Chinese propaganda is
infiltrating British primary and secondary schools under the guise of
government-funded Mandarin lessons, a report by campaigners alleges. The Chinese government provides hundreds of thousands
of pounds and more than 90 teachers to schools across the UK as part of a
Chinese-language teaching project. An investigation by
campaign group Free Tibet found that British educational institutions are
hosting so-called Confucius Classrooms without prior discussion of their
content.
Critics argue the
language classes present students with a “whitewashed” view of China’s
government and human rights record.
GRAPHITTI NEWS reports:
Freedom of Information
(FoI) requests revealed that in 37 out of 95 schools, governors have not been
critical of Confucius Classrooms before approving their activity in the school.
Out of 80 FoI requests,
Free Tibet discovered only one single school governor had raised concerns about
the program during a meeting.
One FoI request
revealed China currently injects US$10,000 annually into cash-strapped British
schools after Confucius Classrooms’ budget and plan have been rubber stamped by
the project’s headquarters in Beijing.
In addition to paying
the salaries of Mandarin teachers, The Confucius Institute – also known as
Hanban – pays for teaching resources and even subsidizes school trips to China.
Hanban offered a total
9,000 Chinese courses for 260,000 students around the world in 2009.
The program says it is
meeting the “sharp increase” in global demand for Mandarin lessons,
while also promoting Chinese culture abroad.
Critics argue it also
plays a part in Chinese soft power, seeking to alter Western attitudes to a
country which is notoriously strict on censorship and freedom of speech.
Li Changchun, a retired
senior government official and Politburo member, described it “an important part of China’s overseas
propaganda set-up,” according to the Economist.
Mandarin teachers, who
are recruited from the Hanban headquarters in Beijing, are vetted by the
Ministry of Chinese Education before being dispatched abroad.
According to Free
Tibet, “They are obliged to support
the positions and policies of the Chinese government.”
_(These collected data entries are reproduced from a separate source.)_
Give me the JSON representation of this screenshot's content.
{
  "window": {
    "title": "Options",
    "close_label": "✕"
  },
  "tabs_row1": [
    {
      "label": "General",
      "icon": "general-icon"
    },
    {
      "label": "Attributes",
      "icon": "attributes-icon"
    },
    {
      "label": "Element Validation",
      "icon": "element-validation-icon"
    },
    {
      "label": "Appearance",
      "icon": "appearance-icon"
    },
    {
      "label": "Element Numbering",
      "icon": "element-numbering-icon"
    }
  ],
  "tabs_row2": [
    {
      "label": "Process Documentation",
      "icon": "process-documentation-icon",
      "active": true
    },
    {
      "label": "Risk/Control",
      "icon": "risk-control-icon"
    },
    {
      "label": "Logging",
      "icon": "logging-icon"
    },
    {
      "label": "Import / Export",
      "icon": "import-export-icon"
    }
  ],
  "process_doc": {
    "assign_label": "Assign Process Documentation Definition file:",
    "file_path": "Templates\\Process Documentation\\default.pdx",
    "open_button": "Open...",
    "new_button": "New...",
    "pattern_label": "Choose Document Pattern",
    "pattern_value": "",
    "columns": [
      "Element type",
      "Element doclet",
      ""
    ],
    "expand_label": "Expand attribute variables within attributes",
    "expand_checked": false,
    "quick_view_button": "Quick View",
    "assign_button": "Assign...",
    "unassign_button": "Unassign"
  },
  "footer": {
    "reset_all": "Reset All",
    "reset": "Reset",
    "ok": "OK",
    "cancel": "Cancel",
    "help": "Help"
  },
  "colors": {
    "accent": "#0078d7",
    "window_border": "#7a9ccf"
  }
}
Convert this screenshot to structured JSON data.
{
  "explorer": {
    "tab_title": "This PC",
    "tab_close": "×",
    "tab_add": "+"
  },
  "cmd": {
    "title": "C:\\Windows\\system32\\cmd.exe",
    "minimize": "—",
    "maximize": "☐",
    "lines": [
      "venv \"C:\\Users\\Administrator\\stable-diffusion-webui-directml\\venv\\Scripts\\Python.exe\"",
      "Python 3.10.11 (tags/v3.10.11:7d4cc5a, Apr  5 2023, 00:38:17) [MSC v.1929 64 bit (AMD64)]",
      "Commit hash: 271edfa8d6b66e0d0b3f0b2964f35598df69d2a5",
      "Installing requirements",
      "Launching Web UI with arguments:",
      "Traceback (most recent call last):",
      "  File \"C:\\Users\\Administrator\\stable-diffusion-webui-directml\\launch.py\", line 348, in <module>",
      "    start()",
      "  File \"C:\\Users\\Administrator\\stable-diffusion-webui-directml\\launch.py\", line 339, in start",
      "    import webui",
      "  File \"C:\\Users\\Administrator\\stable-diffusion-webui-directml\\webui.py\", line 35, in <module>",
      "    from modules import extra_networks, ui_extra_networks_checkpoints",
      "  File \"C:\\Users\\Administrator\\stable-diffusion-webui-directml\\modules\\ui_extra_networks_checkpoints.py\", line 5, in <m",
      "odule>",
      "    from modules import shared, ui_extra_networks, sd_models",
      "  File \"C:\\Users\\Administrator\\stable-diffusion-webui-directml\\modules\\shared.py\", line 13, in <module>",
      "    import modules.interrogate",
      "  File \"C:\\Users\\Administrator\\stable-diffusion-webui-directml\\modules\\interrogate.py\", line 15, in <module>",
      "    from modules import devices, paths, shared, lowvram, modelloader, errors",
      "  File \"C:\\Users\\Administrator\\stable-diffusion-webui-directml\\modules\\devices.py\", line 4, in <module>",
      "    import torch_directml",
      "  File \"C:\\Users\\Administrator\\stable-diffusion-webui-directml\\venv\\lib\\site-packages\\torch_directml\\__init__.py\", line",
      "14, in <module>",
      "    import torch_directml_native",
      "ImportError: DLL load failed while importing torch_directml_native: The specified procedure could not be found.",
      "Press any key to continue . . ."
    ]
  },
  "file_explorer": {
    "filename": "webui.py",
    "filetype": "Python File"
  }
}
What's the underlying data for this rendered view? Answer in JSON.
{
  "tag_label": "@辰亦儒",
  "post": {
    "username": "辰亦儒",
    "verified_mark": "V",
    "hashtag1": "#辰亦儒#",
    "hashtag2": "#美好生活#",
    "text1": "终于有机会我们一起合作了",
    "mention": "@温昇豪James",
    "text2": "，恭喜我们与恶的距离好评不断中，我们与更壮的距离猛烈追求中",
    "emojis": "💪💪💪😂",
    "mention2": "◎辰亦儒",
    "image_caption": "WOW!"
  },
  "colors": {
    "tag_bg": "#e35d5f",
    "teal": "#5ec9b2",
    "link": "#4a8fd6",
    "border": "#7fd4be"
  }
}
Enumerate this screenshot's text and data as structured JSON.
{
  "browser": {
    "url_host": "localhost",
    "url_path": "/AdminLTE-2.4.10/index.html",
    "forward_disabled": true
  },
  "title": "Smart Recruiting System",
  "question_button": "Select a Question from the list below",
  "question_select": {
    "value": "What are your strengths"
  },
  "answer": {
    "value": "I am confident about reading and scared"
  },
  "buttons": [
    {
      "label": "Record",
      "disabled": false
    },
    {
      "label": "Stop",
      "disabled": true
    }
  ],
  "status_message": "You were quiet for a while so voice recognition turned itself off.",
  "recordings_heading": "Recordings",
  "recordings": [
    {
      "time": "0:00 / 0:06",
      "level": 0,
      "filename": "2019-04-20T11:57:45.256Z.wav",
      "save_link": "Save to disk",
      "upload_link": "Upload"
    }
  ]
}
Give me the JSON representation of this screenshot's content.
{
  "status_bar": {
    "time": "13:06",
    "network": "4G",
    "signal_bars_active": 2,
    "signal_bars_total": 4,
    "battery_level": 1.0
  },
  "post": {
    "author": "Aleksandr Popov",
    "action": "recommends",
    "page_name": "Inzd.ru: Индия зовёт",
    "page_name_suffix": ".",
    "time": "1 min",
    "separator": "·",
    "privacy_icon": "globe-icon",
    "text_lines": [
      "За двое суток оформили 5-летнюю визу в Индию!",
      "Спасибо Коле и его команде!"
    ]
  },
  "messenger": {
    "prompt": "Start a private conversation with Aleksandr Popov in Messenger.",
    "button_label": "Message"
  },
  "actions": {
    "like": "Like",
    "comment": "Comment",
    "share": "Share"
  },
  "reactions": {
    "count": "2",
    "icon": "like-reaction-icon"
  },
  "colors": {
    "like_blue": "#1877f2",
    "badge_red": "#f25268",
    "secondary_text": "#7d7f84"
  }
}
“Hanban teachers present students with an
exclusively positive view of China and prevent them learning about the lives of
Chinese people in an authoritarian state and about wider issues such as
democracy, human rights, Hong Kong and Tibet,” the group said.
Free Tibet has sent a
dossier to Confucius Classroom schools in the UK which outlines the “risks” associated with hosting the
Mandarin teachers.
The organization asks
schools to demonstrate how they are offering a balanced education which does
not lead to a “whitewash” of
the government’s human rights record in China and Tibet.
“However well-intentioned [schools] may be in
hosting Confucius Classrooms, they must understand that China’s authoritarian
government is seeking to control what British children learn about China,”
Free Tibet Director Eleanor Byrne-Rosengren said.
“Councils and governors seem to have nodded
through the Confucius Classroom program with their eyes closed. We hope
teachers have been more vigilant and are already providing balance in the
education their pupils receive about China, but there’s an urgent need for
local and national debates about the place China has been given in the
education of our children.”
The UCL Institute of
Education, which hosts the Confucius Institute for England, said it is still
considering a number of FoI requests from Free Tibet and could not comment on
the concerns until the requests have been resolved.
“Schools employ and fund teachers of Mandarin Chinese on the same terms
as their other language teaching staff,” the institute said.